We must elect a president who will bring something different, something better, and do the important work.A president who will bring all of us together—Black, white, Latino, Asian, Indigenous—to achieve the future we collectively want…
Joe will bring us together to squarely face and dismantle racial injustice, furthering the work of generations.
Joe and I believe that we can build that beloved community, one that is strong and decent, just and kind. One in which we can all see ourselves. That’s the vision that our parents and grandparents fought for. The vision that made my own life possible. The vision that makes the American promise—for all its complexities and imperfections—a promise worth fighting for.
Make no mistake: the road will not be easy. We will stumble. We may fall short. But I pledge to you that we will act boldly and deal with our challenges honestly. We will speak truths.
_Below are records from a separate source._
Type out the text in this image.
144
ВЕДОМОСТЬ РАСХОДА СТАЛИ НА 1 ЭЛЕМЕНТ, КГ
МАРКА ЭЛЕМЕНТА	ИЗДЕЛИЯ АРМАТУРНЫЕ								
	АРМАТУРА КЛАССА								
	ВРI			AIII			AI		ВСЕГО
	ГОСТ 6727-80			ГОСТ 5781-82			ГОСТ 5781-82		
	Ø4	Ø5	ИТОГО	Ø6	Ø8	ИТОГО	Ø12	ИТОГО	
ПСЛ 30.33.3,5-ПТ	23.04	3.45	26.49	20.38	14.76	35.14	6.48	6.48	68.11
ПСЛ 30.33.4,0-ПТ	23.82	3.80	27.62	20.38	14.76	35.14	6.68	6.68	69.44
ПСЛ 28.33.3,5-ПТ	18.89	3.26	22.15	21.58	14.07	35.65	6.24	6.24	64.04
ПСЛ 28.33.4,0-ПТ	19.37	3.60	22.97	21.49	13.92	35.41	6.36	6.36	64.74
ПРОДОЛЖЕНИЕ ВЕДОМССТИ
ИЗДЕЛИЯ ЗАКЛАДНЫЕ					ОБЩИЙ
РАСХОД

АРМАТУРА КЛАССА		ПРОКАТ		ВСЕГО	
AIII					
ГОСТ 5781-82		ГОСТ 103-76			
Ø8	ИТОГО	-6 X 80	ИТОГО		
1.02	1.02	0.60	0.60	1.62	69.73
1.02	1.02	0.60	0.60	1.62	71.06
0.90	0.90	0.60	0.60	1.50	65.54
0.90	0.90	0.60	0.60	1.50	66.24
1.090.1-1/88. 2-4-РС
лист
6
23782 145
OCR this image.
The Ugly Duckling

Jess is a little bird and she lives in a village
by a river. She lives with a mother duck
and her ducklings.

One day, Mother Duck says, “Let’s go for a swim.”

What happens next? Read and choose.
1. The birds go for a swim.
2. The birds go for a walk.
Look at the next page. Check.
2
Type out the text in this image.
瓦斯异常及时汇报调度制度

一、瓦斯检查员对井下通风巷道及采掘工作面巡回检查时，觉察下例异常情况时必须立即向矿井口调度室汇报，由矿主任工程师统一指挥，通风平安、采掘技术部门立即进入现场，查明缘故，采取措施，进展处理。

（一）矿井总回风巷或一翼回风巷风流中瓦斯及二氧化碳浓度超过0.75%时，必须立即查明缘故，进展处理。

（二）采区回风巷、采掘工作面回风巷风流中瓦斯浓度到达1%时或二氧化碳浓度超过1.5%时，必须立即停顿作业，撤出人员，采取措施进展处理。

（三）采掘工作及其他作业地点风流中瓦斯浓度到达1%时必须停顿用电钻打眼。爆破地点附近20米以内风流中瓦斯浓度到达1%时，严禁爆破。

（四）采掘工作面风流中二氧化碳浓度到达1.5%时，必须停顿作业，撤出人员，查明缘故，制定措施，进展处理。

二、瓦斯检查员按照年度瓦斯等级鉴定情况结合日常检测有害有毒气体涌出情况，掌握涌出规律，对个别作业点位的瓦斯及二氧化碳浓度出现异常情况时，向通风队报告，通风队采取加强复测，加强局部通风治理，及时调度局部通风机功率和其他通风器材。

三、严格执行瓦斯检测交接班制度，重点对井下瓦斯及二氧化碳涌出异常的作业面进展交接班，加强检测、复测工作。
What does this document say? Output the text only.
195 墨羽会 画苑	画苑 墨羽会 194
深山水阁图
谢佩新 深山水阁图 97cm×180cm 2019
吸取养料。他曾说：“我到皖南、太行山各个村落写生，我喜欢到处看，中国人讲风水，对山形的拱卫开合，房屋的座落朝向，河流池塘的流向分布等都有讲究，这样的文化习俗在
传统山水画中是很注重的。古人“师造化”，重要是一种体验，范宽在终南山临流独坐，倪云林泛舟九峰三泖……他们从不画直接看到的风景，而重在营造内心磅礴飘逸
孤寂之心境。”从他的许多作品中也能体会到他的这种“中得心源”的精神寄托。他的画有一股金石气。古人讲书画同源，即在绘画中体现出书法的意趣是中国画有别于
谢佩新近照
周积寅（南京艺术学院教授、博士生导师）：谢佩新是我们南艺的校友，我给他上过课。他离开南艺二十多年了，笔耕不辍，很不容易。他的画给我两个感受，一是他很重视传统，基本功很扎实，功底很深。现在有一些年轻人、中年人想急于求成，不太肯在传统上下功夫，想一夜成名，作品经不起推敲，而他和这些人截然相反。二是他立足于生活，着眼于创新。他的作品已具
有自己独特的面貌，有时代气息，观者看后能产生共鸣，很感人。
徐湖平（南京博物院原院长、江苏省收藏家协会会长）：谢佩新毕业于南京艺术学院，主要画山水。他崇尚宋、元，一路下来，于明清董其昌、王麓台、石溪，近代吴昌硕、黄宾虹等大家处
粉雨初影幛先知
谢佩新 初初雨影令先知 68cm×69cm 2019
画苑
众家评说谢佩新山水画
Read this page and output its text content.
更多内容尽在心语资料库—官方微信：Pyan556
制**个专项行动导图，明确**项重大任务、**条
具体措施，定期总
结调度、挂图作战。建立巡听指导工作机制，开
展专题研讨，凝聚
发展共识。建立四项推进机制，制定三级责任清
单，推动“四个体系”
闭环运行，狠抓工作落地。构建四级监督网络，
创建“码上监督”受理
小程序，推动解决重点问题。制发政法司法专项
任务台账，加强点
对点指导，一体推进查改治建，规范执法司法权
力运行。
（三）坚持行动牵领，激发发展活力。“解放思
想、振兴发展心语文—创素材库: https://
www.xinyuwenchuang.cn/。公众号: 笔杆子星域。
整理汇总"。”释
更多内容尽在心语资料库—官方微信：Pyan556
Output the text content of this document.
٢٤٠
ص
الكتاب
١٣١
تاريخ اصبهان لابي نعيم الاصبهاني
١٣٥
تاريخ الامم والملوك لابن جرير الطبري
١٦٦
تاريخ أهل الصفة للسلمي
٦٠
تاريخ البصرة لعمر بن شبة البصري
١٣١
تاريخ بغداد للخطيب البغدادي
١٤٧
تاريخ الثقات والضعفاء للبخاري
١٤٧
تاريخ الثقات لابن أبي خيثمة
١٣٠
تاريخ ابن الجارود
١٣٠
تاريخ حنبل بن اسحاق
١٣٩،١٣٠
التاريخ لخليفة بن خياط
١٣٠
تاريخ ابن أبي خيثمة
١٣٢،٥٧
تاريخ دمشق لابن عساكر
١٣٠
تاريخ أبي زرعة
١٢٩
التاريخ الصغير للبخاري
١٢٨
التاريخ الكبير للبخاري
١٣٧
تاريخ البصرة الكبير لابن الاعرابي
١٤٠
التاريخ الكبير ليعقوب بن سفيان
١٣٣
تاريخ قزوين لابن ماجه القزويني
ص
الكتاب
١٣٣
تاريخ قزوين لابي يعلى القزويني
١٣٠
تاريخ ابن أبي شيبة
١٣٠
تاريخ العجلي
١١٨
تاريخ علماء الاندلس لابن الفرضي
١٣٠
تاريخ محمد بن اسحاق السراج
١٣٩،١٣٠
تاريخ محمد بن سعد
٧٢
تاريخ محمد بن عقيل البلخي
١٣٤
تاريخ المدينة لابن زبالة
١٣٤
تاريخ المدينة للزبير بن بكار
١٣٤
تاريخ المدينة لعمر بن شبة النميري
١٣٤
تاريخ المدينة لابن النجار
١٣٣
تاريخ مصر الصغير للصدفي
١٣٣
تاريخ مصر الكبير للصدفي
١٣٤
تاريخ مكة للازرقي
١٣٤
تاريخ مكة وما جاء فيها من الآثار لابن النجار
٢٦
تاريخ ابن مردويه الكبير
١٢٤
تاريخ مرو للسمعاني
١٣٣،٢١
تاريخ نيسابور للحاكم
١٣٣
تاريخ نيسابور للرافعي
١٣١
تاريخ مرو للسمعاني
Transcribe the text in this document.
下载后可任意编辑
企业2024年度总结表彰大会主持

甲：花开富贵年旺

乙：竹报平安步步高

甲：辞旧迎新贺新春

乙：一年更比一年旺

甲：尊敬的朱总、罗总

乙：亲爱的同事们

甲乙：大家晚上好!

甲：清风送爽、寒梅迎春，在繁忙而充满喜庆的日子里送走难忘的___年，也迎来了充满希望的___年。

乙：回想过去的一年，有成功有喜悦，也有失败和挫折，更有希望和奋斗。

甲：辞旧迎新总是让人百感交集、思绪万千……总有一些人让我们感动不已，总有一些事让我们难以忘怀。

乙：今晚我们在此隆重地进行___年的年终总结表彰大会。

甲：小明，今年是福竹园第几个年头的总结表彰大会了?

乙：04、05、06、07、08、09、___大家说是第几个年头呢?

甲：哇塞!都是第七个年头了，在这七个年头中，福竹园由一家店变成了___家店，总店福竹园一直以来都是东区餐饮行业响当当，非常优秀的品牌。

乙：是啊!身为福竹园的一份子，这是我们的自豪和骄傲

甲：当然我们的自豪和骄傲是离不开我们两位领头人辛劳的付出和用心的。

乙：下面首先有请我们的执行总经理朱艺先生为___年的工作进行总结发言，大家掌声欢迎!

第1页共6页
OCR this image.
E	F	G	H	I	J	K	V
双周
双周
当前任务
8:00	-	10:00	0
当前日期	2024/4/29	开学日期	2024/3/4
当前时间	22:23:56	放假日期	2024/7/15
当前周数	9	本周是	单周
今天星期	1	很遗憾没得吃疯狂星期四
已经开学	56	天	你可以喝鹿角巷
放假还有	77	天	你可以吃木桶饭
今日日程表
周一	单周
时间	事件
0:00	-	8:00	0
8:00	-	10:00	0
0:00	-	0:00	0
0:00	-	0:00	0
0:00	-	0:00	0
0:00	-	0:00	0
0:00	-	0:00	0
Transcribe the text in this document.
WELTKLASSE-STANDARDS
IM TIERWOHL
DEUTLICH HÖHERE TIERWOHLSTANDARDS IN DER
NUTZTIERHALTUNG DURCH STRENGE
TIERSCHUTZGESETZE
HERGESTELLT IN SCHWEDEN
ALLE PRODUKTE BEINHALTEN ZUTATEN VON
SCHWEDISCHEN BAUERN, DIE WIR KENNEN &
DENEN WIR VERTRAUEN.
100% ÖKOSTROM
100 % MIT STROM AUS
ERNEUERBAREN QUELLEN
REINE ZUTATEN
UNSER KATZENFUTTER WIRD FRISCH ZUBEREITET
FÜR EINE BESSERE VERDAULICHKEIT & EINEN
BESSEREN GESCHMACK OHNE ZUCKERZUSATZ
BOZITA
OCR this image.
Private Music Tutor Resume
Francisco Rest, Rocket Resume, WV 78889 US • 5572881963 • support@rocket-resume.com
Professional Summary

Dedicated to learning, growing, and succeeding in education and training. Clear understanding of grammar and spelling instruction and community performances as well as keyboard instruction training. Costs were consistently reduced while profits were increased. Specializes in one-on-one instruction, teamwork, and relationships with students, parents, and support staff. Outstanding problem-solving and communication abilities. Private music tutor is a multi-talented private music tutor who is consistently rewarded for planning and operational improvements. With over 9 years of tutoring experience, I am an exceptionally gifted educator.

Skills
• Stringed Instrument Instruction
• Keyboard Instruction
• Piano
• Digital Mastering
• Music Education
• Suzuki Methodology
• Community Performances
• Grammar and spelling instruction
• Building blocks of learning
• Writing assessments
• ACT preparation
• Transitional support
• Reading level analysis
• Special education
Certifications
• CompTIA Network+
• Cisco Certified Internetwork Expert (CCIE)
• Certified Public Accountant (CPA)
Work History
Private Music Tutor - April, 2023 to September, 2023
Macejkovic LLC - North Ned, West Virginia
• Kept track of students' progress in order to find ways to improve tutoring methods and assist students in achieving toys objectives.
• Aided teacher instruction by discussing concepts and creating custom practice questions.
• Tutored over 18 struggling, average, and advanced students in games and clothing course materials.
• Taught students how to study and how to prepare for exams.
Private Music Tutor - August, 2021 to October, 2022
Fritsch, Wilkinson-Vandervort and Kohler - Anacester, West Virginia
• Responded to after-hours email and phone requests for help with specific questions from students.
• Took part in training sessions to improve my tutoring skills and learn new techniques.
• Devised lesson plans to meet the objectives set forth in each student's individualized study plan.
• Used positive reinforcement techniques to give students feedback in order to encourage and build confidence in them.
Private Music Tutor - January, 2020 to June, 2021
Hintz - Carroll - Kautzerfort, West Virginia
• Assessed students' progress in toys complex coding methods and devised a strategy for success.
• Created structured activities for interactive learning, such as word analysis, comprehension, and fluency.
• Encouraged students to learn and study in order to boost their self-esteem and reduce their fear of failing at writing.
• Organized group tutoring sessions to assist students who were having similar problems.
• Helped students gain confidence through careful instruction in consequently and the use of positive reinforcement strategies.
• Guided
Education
And we will act with the same faith in you that we ask you to place in us…
We believe in our country—all of us—will stand together for a better future. We already are. We see it in the doctors, the nurses, the home health care workers, and the frontline workers who are risking their lives to save people they’ve never met.
We see it in the teachers and truck drivers, the factory workers and farmers, the postal workers and the poll workers, all putting their own safety on the line to help us get through this pandemic.
And we see it in so many of you who are working, not just to get us through our current crises, but to somewhere better.
There’s something happening all across the country.
It’s not about Joe or me.
It’s about you.
It’s about us. People of all ages and colors and creeds who are, yes, taking to the streets, and also persuading our family members, rallying our friends, organizing our neighbors, and getting out the vote…
You are patriots who remind us that to love our country is to fight for the ideals of our country.
In this election, we have a chance to change the course of history. We’re all in this fight.
You, me and Joe—together…
Years from now, this moment will have passed. And our children and our grandchildren will look in our eyes and ask us: Where were you when the stakes were so high?
They will ask us, what was it like?
And we will tell them. We will tell them, not just how we felt. We will tell them what we did.
Thank you, God bless you. And God bless the United States of America.”